Background. Defendant, a publicly traded company, hired Plaintiff as an independent contractor in 2006. Plaintiff claimed that beginning in 2008, she began voicing concerns internally that Defendant misclassified her and others as independent contractors. In addition, she began filing complaints with the government, including a complaint with the OFCCP on January 10, 2010, and she claimed she was asked to retroactively change hiring and recruiting data in violation of OFCCP regulations. Her employment was subsequently terminated on February 17, 2010. She then filed a lawsuit before the United States District Court for the Central District of California, claiming violations of the SOX and Dodd-Frank’s respective anti-retaliation provisions. In support, she alleged that Defendant’s actions constituted fraud against its shareholders because they allegedly created an unreported risk factor to Defendant’s business and engaged in payroll tax fraud. Defendant moved for summary judgment on the grounds that Plaintiff failed to establish a prima facie case under either statute, as Plaintiff could not hold an objectively reasonable belief that Defendant’s alleged actions would cause it and its shareholders to suffer significant losses. The district court granted Defendant summary judgment and Plaintiff appealed.
Ninth Circuit’s Ruling. The Ninth Circuit affirmed the district court’s ruling, concluding Plaintiff failed to show that she engaged in protected activity under SOX or Dodd-Frank. The court began with the premise that “to have an objectively reasonable belief there has been shareholder fraud, the complaining employee’s theory of such fraud must at least approximate the basic elements of a claim of securities fraud.” According to the court, Plaintiff failed to make this showing, as she only complained that Defendant violated OFCCP rules and regulations and misclassified her and others as independent contractors.
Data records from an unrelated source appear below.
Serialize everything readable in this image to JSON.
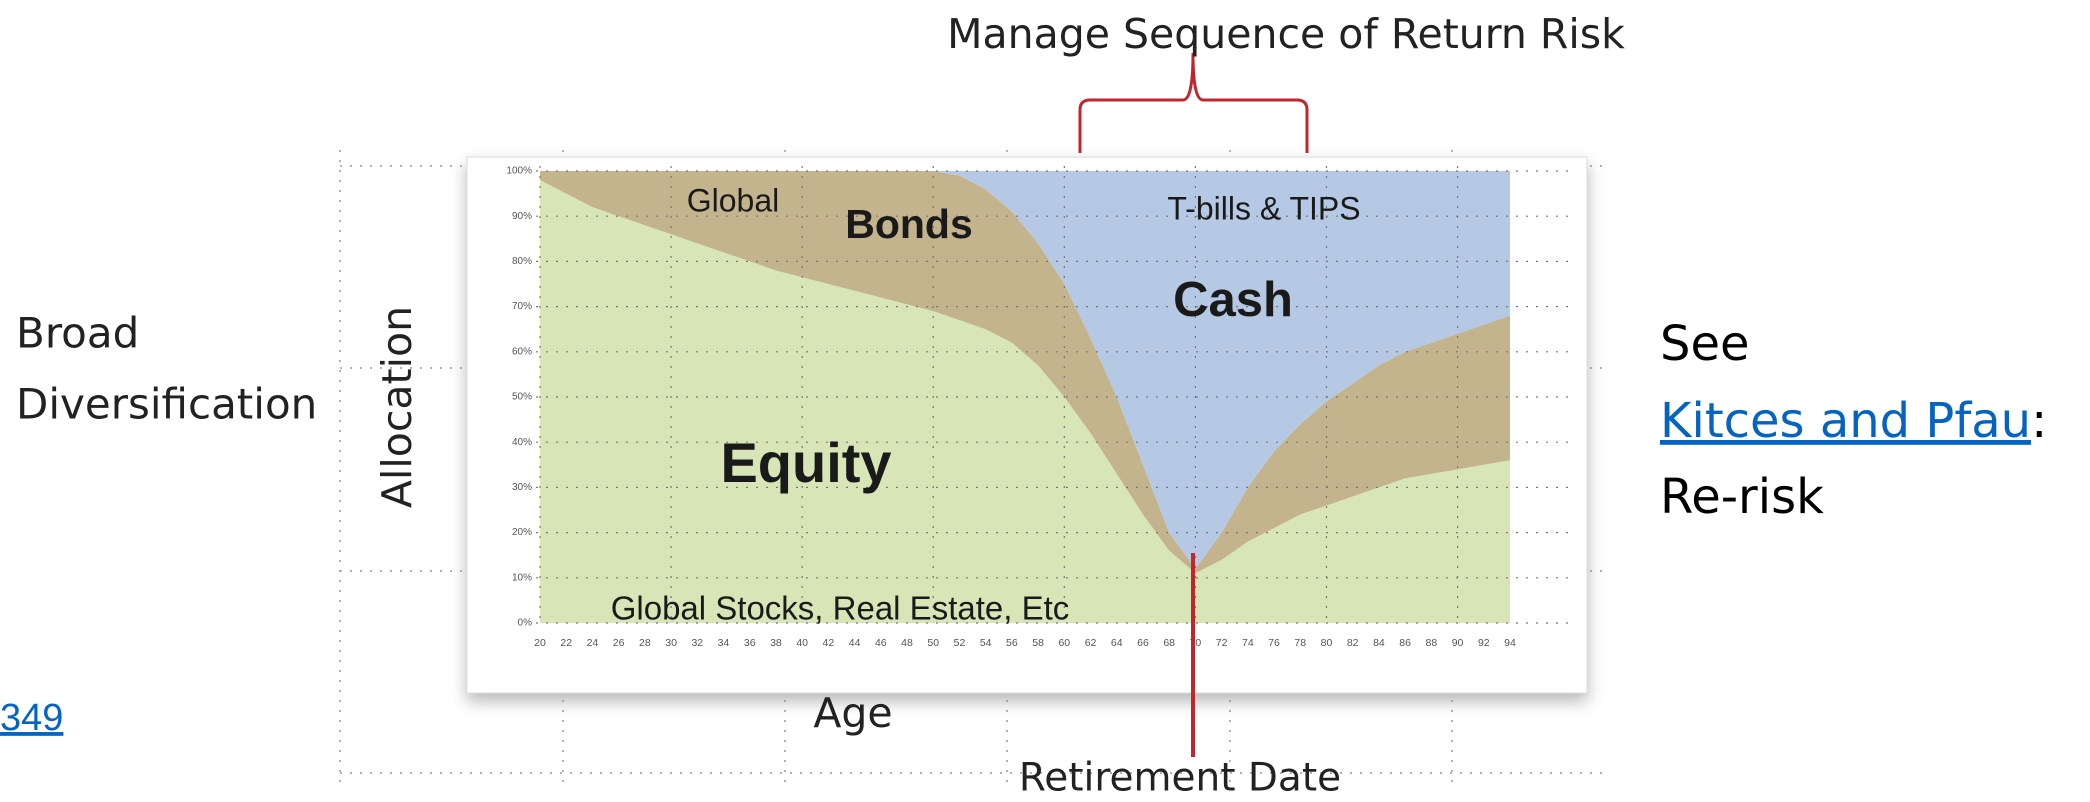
{
  "chart_data": {
    "type": "stacked-area",
    "title": "Manage Sequence of Return Risk",
    "y_label": "Allocation",
    "x_label": "Age",
    "x": [
      20,
      22,
      24,
      26,
      28,
      30,
      32,
      34,
      36,
      38,
      40,
      42,
      44,
      46,
      48,
      50,
      52,
      54,
      56,
      58,
      60,
      62,
      64,
      66,
      68,
      70,
      72,
      74,
      76,
      78,
      80,
      82,
      84,
      86,
      88,
      90,
      92,
      94
    ],
    "xlim": [
      20,
      94
    ],
    "xticks": [
      20,
      22,
      24,
      26,
      28,
      30,
      32,
      34,
      36,
      38,
      40,
      42,
      44,
      46,
      48,
      50,
      52,
      54,
      56,
      58,
      60,
      62,
      64,
      66,
      68,
      70,
      72,
      74,
      76,
      78,
      80,
      82,
      84,
      86,
      88,
      90,
      92,
      94
    ],
    "ylim": [
      0,
      100
    ],
    "yticks": [
      {
        "value": 0,
        "label": "0%"
      },
      {
        "value": 10,
        "label": "10%"
      },
      {
        "value": 20,
        "label": "20%"
      },
      {
        "value": 30,
        "label": "30%"
      },
      {
        "value": 40,
        "label": "40%"
      },
      {
        "value": 50,
        "label": "50%"
      },
      {
        "value": 60,
        "label": "60%"
      },
      {
        "value": 70,
        "label": "70%"
      },
      {
        "value": 80,
        "label": "80%"
      },
      {
        "value": 90,
        "label": "90%"
      },
      {
        "value": 100,
        "label": "100%"
      }
    ],
    "grid": true,
    "series": [
      {
        "name": "Equity",
        "color": "#d8e5b6",
        "values": [
          98,
          95,
          92,
          90,
          88,
          86,
          84,
          82,
          80,
          78,
          76.5,
          75,
          73.5,
          72,
          70.5,
          69,
          67,
          65,
          62,
          57,
          50,
          42,
          33,
          24,
          16,
          11,
          14,
          18,
          21,
          24,
          26,
          28,
          30,
          32,
          33,
          34,
          35,
          36
        ]
      },
      {
        "name": "Bonds",
        "color": "#c3b48e",
        "values": [
          2,
          5,
          8,
          10,
          12,
          14,
          16,
          18,
          20,
          22,
          23.5,
          25,
          26.5,
          28,
          29.5,
          31,
          32,
          31,
          29,
          27,
          25,
          21,
          17,
          11,
          4,
          1,
          6,
          12,
          17,
          20,
          23,
          25,
          27,
          28,
          29,
          30,
          31,
          32
        ]
      },
      {
        "name": "Cash",
        "color": "#b5c9e5",
        "values": [
          0,
          0,
          0,
          0,
          0,
          0,
          0,
          0,
          0,
          0,
          0,
          0,
          0,
          0,
          0,
          0,
          1,
          4,
          9,
          16,
          25,
          37,
          50,
          65,
          80,
          88,
          80,
          70,
          62,
          56,
          51,
          47,
          43,
          40,
          38,
          36,
          34,
          32
        ]
      }
    ],
    "annotations": [
      "Global",
      "T-bills & TIPS",
      "Global Stocks, Real Estate, Etc",
      "Retirement Date"
    ]
  },
  "slide": {
    "left": [
      "Broad",
      "Diversification"
    ],
    "right_see": "See",
    "link": "Kitces and Pfau",
    "colon": ":",
    "right_last": "Re-risk",
    "corner_link": "349"
  }
}
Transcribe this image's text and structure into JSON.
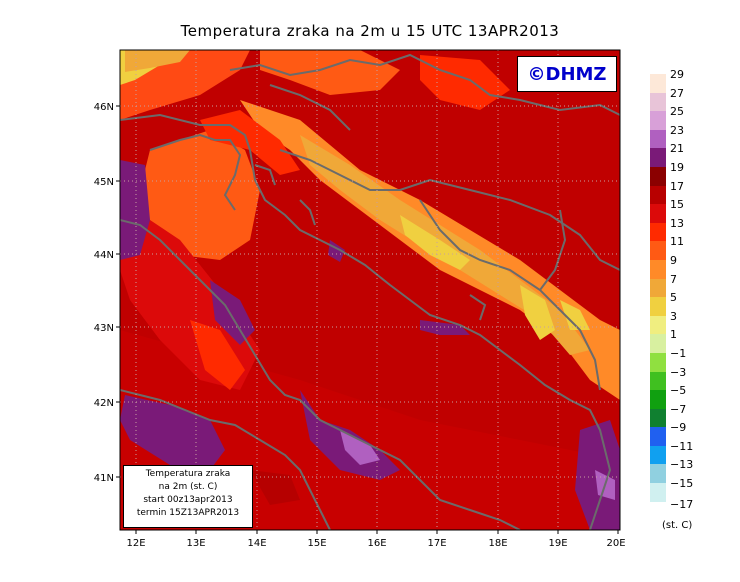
{
  "title": "Temperatura zraka na 2m u 15 UTC 13APR2013",
  "logo": "©DHMZ",
  "info": {
    "line1": "Temperatura zraka",
    "line2": "na 2m (st. C)",
    "line3": "start 00z13apr2013",
    "line4": "termin 15Z13APR2013"
  },
  "axes": {
    "lon_labels": [
      "12E",
      "13E",
      "14E",
      "15E",
      "16E",
      "17E",
      "18E",
      "19E",
      "20E"
    ],
    "lat_labels": [
      "46N",
      "45N",
      "44N",
      "43N",
      "42N",
      "41N"
    ]
  },
  "legend": {
    "levels": [
      {
        "label": "29",
        "color": "#fde8d8"
      },
      {
        "label": "27",
        "color": "#e8c4d8"
      },
      {
        "label": "25",
        "color": "#d8a0d8"
      },
      {
        "label": "23",
        "color": "#b060c0"
      },
      {
        "label": "21",
        "color": "#7a1a78"
      },
      {
        "label": "19",
        "color": "#8b0000"
      },
      {
        "label": "17",
        "color": "#b80000"
      },
      {
        "label": "15",
        "color": "#dc0a0a"
      },
      {
        "label": "13",
        "color": "#ff2a00"
      },
      {
        "label": "11",
        "color": "#ff5a14"
      },
      {
        "label": "9",
        "color": "#ff8a28"
      },
      {
        "label": "7",
        "color": "#f0a838"
      },
      {
        "label": "5",
        "color": "#f0d040"
      },
      {
        "label": "3",
        "color": "#f0ee80"
      },
      {
        "label": "1",
        "color": "#d8f0a0"
      },
      {
        "label": "−1",
        "color": "#90e040"
      },
      {
        "label": "−3",
        "color": "#40c020"
      },
      {
        "label": "−5",
        "color": "#10a010"
      },
      {
        "label": "−7",
        "color": "#108030"
      },
      {
        "label": "−9",
        "color": "#2060f0"
      },
      {
        "label": "−11",
        "color": "#10a0f0"
      },
      {
        "label": "−13",
        "color": "#90d0e0"
      },
      {
        "label": "−15",
        "color": "#d0f0f0"
      }
    ],
    "bottom_label": "−17",
    "unit": "(st. C)"
  }
}
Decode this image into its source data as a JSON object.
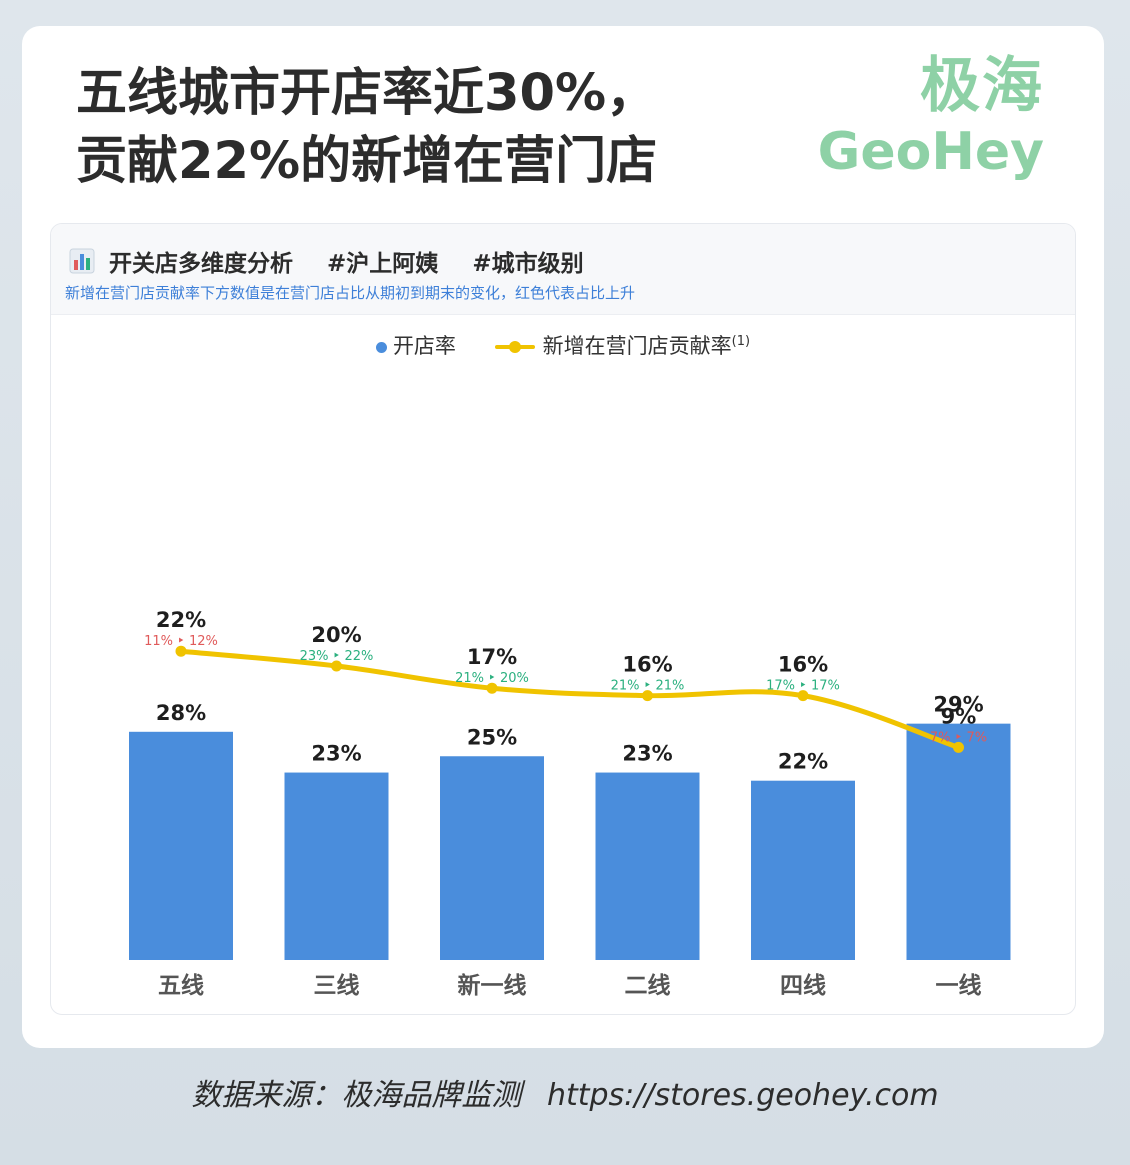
{
  "headline": {
    "line1": "五线城市开店率近30%，",
    "line2": "贡献22%的新增在营门店"
  },
  "brand": {
    "cn": "极海",
    "en": "GeoHey"
  },
  "panel": {
    "icon": "bar-chart-icon",
    "title": "开关店多维度分析",
    "tag1": "#沪上阿姨",
    "tag2": "#城市级别",
    "subtitle": "新增在营门店贡献率下方数值是在营门店占比从期初到期末的变化，红色代表占比上升"
  },
  "colors": {
    "bar": "#4a8ddc",
    "line": "#f0c300",
    "up": "#e05a5a",
    "flat": "#2bb07f"
  },
  "chart_data": {
    "type": "bar",
    "categories": [
      "五线",
      "三线",
      "新一线",
      "二线",
      "四线",
      "一线"
    ],
    "legend": {
      "bar_label": "开店率",
      "line_label": "新增在营门店贡献率",
      "line_note": "(1)"
    },
    "series": [
      {
        "name": "开店率",
        "type": "bar",
        "values": [
          28,
          23,
          25,
          23,
          22,
          29
        ],
        "labels": [
          "28%",
          "23%",
          "25%",
          "23%",
          "22%",
          "29%"
        ]
      },
      {
        "name": "新增在营门店贡献率",
        "type": "line",
        "values": [
          22,
          20,
          17,
          16,
          16,
          9
        ],
        "labels": [
          "22%",
          "20%",
          "17%",
          "16%",
          "16%",
          "9%"
        ],
        "share_start": [
          "11%",
          "23%",
          "21%",
          "21%",
          "17%",
          "7%"
        ],
        "share_end": [
          "12%",
          "22%",
          "20%",
          "21%",
          "17%",
          "7%"
        ],
        "share_up": [
          true,
          false,
          false,
          false,
          false,
          true
        ]
      }
    ],
    "grid": false
  },
  "source": {
    "label": "数据来源：极海品牌监测",
    "url": "https://stores.geohey.com"
  }
}
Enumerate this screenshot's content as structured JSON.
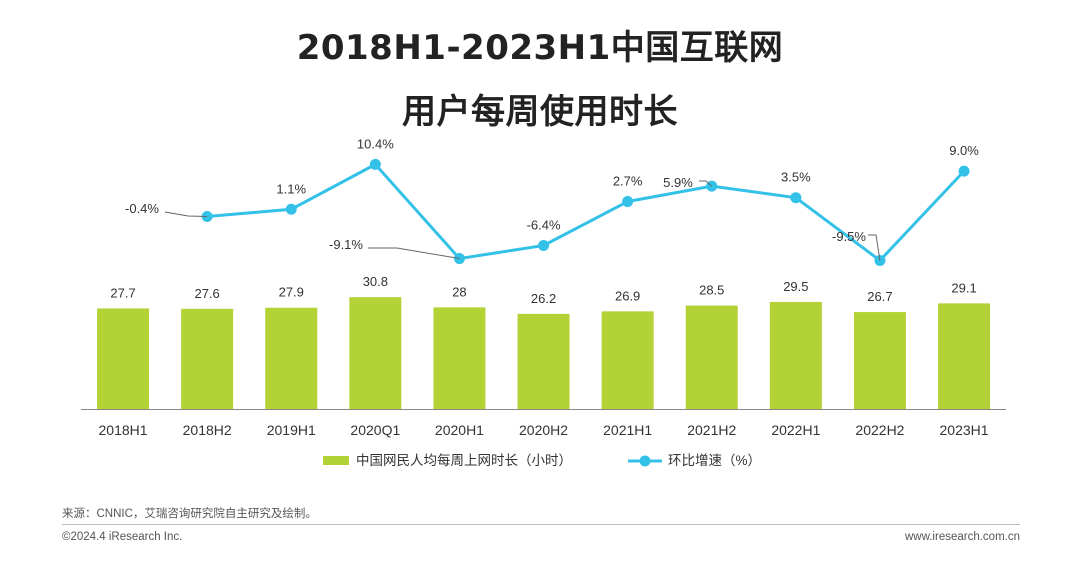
{
  "title": {
    "line1": "2018H1-2023H1中国互联网",
    "line2": "用户每周使用时长"
  },
  "chart_data": {
    "type": "bar",
    "categories": [
      "2018H1",
      "2018H2",
      "2019H1",
      "2020Q1",
      "2020H1",
      "2020H2",
      "2021H1",
      "2021H2",
      "2022H1",
      "2022H2",
      "2023H1"
    ],
    "series": [
      {
        "name": "中国网民人均每周上网时长（小时）",
        "type": "bar",
        "values": [
          27.7,
          27.6,
          27.9,
          30.8,
          28,
          26.2,
          26.9,
          28.5,
          29.5,
          26.7,
          29.1
        ],
        "labels": [
          "27.7",
          "27.6",
          "27.9",
          "30.8",
          "28",
          "26.2",
          "26.9",
          "28.5",
          "29.5",
          "26.7",
          "29.1"
        ]
      },
      {
        "name": "环比增速（%）",
        "type": "line",
        "values": [
          null,
          -0.4,
          1.1,
          10.4,
          -9.1,
          -6.4,
          2.7,
          5.9,
          3.5,
          -9.5,
          9.0
        ],
        "labels": [
          "",
          "-0.4%",
          "1.1%",
          "10.4%",
          "-9.1%",
          "-6.4%",
          "2.7%",
          "5.9%",
          "3.5%",
          "-9.5%",
          "9.0%"
        ]
      }
    ],
    "legend_position": "bottom",
    "grid": false,
    "colors": {
      "bar": "#b2d235",
      "line": "#33c1e8",
      "leader": "#666666"
    }
  },
  "footer": {
    "source": "来源：CNNIC，艾瑞咨询研究院自主研究及绘制。",
    "copyright": "©2024.4 iResearch Inc.",
    "website": "www.iresearch.com.cn"
  }
}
The Ninth Circuit clarified that “OFCCP regulations are not themselves protected under SOX or Dodd-Frank, and no objectively reasonable basis existed to believe that any such violations would cause [Defendant] and its shareholders to suffer significant losses, as required to establish a prima facie case of reasonable belief in shareholder fraud.” The court also held that “the misclassification of a single employee as an independent contractor falls far short of the materiality standard for shareholder fraud.” The court also found that Plaintiff had not actually changed OFCCP-related data so there was no shareholder fraud.
Implications. This is a valuable win for employers faced with SOX and Dodd-Frank whistleblower retaliation claims alleging protected activity based on shareholder fraud because it stresses the need to at least approximate the basic elements of a claim of securities fraud and enables employers to capitalize on a lack of materiality in particular.